More on personal archaeology and archives

Zvi responded to my post on tidying and interpretive labor, with a proposed tidying system that, on reflection, is solving a totally different problem from the ones I end up with. I figure it might be helpful to add some concrete details.

When tidying my room, I care about a few things.

Workspace

First, clearing up workspace. The value of empty surfaces is huge - it not only allows me to much more quickly find the few items I've decided to leave out, but lowers the total burden on my attention when navigating the space. Sitting at my desk and writing is much, much lower friction if I don't have to clear a space for my laptop, can put down a cup of water somewhere, can pull out a book I need to reference and put it on the desk. Likewise, having a floor I can easily lie down on, walk across, temporarily put things down on, etc., is an important convenience.

I used to insist, when tidying, on an organization-first approach, arranging things on first principles, so that the last step was the visible reduction in clutter. I was doing this in order to avoid being the sort of person who just stuffs clutter into their closet, until their closet is overflowing, at which point they move to a place with two closets, and so on. Attempts to e.g. reorganize a bookshelf often ended after a few hours with me exhausted and a bunch of piles of books on the floor.

My life got substantially better when I started paying attention to the relative cost of having clutter in different places. It turns out that it's actually less costly to store a given amount of clutter in a box in the closet than on my desk - reallocating the clutter actually increases the amount of usable space. To avoid the problem of the overstuffed closet, I just have to ... pay attention to when I'm incurring an inconvenience from an overstuffed closet, and balance that against the cost of clearing it out. The person with the perpetually overflowing closet doesn't get there by doing honest short-term optimizations. They get there by dissociating from their environment, and trying to hide the mess from themselves. I can just ... not do that.

But, eventually, even if I sort things by kind, eventually I need ... less stuff. And that means making decisions about what to outright get rid of or put in long-term storage, especially things that might theoretically have sentimental or reference value in future, or what to do with old notes/papers. So I end up going item by item and asking questions like “If I were offered this for free would I take it?” or "Is this old greeting card worth the storage cost?", which is exhausting to do with like 50 things. Putting stuff away, anything that doesn’t fit a preexisting organizing schema, I have to decide whether to reconfigure the system, find an acceptable kludge location, or do something else.

Compression

Zvi's system is focused on the storage and retrieval of atomic objects. But in some cases, like paperwork and clothing, there are a lot of potential objects to store! Grouping things into natural kinds (e.g. ties, socks, legal ID docs, bank related stuff) makes search much, much more efficient.

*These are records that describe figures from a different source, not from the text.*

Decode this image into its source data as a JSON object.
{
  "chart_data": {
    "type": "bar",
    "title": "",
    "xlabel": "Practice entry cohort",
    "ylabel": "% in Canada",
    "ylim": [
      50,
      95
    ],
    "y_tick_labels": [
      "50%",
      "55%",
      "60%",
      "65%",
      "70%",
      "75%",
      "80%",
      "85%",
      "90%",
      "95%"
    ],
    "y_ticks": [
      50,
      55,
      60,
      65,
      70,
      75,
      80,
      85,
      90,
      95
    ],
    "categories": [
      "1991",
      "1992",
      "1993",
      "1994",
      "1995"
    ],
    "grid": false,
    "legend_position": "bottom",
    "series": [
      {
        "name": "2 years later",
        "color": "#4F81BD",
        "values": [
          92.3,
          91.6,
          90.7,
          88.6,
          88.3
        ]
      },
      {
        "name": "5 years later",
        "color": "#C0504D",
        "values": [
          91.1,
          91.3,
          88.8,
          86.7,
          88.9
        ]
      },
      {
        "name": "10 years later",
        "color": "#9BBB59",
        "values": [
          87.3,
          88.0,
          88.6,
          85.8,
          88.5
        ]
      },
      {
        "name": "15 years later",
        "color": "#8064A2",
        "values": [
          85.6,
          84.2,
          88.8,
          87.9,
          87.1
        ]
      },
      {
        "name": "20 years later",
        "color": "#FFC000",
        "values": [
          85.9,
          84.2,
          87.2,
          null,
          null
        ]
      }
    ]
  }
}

Again, my life got a lot better when I realized that I could "cheat" and make ad hoc organizational decisions for some things without systematizing all the things in one go.

Memory

Sometimes my clutter is a specific message for future me, and resolving the clutter means resolving some other unrelated task. For instance, the floor of my room currently has three unpacked shoeboxes, because I knew I might want to return some of the shoes. I do in fact need to return one pair, so to clear the floor I need to first resolve the reference to an unrelated task. Another way to fix this would be to repair my task-tracking system and separately store the one needed shoebox in a less prominent place, but that’s a much bigger task to get through before tidying my room.

A friend suggested moving the shoes to the car to return later, and indeed my car also has a bunch of unresolved tasks stored as clutter.

3 thoughts on “More on personal archaeology and archives

  1. Anonymous

    Reading these posts about cleaning (from Zvi as well as you), a small part of me quietly says: "there is some rationalization going on here around cleaning and thinking about getting rid of stuff".

    If you were me, I would follow this urge and try to unravel, thinking it was pointing to something important. Since you're not me, I don't know if it actually is.

    But does this resonate with you at all?